One of the Slashdot comments links to another Jon Stewart appearance on NPR.
"Simply stated, there is no doubt that Saddam Hussein now has weapons of mass destruction. There is no doubt he is amassing them to use against our friends, against our allies, and against us. And there is no doubt that his aggressive regional ambitions will lead him into future confrontations with his neighbors -- confrontations that will involve both the weapons he has today, and the ones he will continue to develop with his oil wealth. " -- Dick Cheney, August 26, 2002.
If this country does not get rid of this administration, the rest of the world is right to hate us.
I have a tough time buying the "honest mistake" excuse this administration is using to play this mess down. The fact is that the intelligence services in this country are all under the executive branch. There is no classified information that the president doesn't have the opportunity to see. Even if I was, for the moment, to imagine myself believing that the adminstration was just simply "misled" by its intelligence service, is the administration completely unaccountable for being misled? The administration is the superior of the CIA. Telling the American people not to blame the adminstration for intelligence failures is like telling your boss you shouldn't be blamed for failure because it was caused by the failure of your underling. That's just not how accountability in a chain of command should work.

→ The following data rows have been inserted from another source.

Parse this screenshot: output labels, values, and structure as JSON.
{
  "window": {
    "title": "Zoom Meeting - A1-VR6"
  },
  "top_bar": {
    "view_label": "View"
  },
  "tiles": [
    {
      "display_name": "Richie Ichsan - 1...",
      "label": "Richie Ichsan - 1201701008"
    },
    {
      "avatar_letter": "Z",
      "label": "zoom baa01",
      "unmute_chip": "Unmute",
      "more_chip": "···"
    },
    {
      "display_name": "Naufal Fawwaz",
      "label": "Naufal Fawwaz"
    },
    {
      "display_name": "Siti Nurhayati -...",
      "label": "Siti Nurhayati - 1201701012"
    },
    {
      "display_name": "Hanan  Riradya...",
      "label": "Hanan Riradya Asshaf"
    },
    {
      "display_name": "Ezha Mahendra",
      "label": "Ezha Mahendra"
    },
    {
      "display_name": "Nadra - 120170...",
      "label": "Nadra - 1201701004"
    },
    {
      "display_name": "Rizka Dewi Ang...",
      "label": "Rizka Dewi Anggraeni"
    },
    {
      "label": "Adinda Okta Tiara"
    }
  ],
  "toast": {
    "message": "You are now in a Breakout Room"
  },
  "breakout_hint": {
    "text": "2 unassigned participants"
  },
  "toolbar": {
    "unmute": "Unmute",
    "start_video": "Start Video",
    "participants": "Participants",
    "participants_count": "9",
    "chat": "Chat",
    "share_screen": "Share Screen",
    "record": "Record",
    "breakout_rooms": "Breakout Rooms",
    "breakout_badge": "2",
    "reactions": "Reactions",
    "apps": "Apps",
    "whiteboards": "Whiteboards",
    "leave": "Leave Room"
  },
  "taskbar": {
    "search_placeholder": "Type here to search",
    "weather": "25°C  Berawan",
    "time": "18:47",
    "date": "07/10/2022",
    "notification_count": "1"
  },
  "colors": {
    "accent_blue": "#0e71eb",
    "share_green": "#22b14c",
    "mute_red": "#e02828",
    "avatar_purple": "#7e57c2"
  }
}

We went to the UN with our intelligence about IRAQ, and they DIDN'T BELIEVE that there was a strong enough case for war. That's because the case we presented was obviously "circumstantial evidence", something which is explicitly labelled in a court of law as inadequate to prove guilt. And our action of breaking with the UN to invade Iraq anyway would logically have suggested that we be extra careful to make sure that our intelligence was right. That break with the UN was saying, in effect, "we don't trust your judgement, UN, that our intelligence is too weak to justify going to war. We're SO SURE that we are right, that we are going to go in anyway". Then we broke U.N. rules specifically prohibiting member countries from attacking each other, while saying that we were upholding U.N. rules on Iraq.
Well, we were wrong.
So then the administration has said: "yup, the intelligence was off. you don't expect us to be blamed for following bad intelligence, do you?" Yes I do, because when you running the most powerful country in the world, you should feel like there is a lot at stake if you invade a country under false pretenses. You should be certain that we aren't going to be proved wrong when we finally arrive there. In short, you should be extra skeptical of the evidence. This administration was not skeptical enough, and therefore it deserves to be blamed for using bad intelligence to go to war.

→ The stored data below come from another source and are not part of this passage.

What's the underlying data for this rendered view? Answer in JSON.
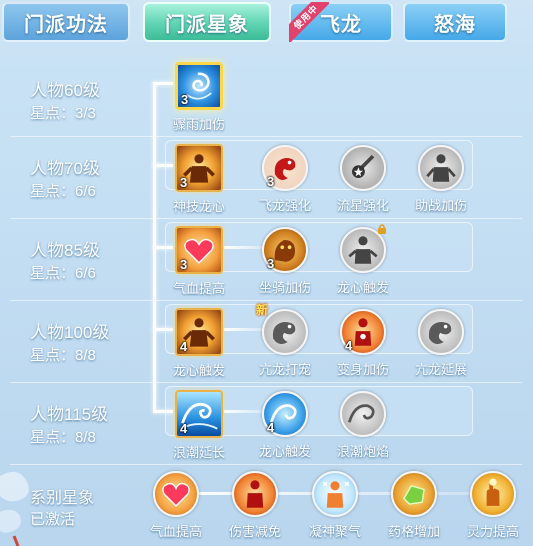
{
  "tabs": [
    {
      "label": "门派功法"
    },
    {
      "label": "门派星象"
    },
    {
      "label": "飞龙",
      "badge": "使用中"
    },
    {
      "label": "怒海"
    }
  ],
  "levels": [
    {
      "title": "人物60级",
      "stars": "星点：3/3"
    },
    {
      "title": "人物70级",
      "stars": "星点：6/6"
    },
    {
      "title": "人物85级",
      "stars": "星点：6/6"
    },
    {
      "title": "人物100级",
      "stars": "星点：8/8"
    },
    {
      "title": "人物115级",
      "stars": "星点：8/8"
    }
  ],
  "skills": {
    "r1": [
      {
        "name": "骤雨加伤",
        "level": "3",
        "icon": "water-swirl-icon"
      }
    ],
    "r2": [
      {
        "name": "神技龙心",
        "level": "3",
        "icon": "glowing-warrior-icon"
      },
      {
        "name": "飞龙强化",
        "level": "3",
        "icon": "red-dragon-icon"
      },
      {
        "name": "流星强化",
        "level": "",
        "icon": "meteor-icon"
      },
      {
        "name": "助战加伤",
        "level": "",
        "icon": "gray-figure-icon"
      }
    ],
    "r3": [
      {
        "name": "气血提高",
        "level": "3",
        "icon": "heart-icon"
      },
      {
        "name": "坐骑加伤",
        "level": "3",
        "icon": "golden-beast-icon"
      },
      {
        "name": "龙心触发",
        "level": "",
        "icon": "locked-figure-icon"
      }
    ],
    "r4": [
      {
        "name": "龙心触发",
        "level": "4",
        "icon": "glowing-warrior-icon"
      },
      {
        "name": "亢龙打宠",
        "level": "",
        "icon": "gray-dragon-icon",
        "new": "新"
      },
      {
        "name": "变身加伤",
        "level": "4",
        "icon": "red-figure-icon"
      },
      {
        "name": "亢龙延展",
        "level": "",
        "icon": "gray-dragon-icon"
      }
    ],
    "r5": [
      {
        "name": "浪潮延长",
        "level": "4",
        "icon": "wave-icon"
      },
      {
        "name": "龙心触发",
        "level": "4",
        "icon": "wave-circle-icon"
      },
      {
        "name": "浪潮炮焰",
        "level": "",
        "icon": "gray-wave-icon"
      }
    ]
  },
  "bottom": {
    "title": "系别星象",
    "status": "已激活",
    "items": [
      {
        "name": "气血提高",
        "icon": "heart-icon"
      },
      {
        "name": "伤害减免",
        "icon": "red-figure-icon"
      },
      {
        "name": "凝神聚气",
        "icon": "snow-figure-icon"
      },
      {
        "name": "药格增加",
        "icon": "green-gem-icon"
      },
      {
        "name": "灵力提高",
        "icon": "golden-hand-icon"
      }
    ]
  },
  "colors": {
    "active_tab": "#5fd4b2",
    "tab": "#45a8e8",
    "badge": "#e2426b"
  }
}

So now we hear arguments about how a democratic Iraq will be a beacon of hope to the rest Middle East. Even if this comes to pass, a scenario that seems more dire everyday, it doesn't make our screw up ok. What this administration is saying is that the (maybe) ends of a democratic Iraq justify the (intelligence blundered justification) means for going to war. I would trade retaining some semblance of the moral high ground as a superpower for a faster road to Middle East reform any day.
In the American political chain-of-command, the ultimate buck stops with the American people. And if we do not vote this administration out of office, we will prove that we are as irresponsible as this administration has been. We will embrace the unjustifiable actions of this administration and place our stamp of approval on them. We will, frankly, give Al Qaeda more reasons to argue to disgruntled middle-easterners to kill our civilians.
If only the American people had no doubt about that.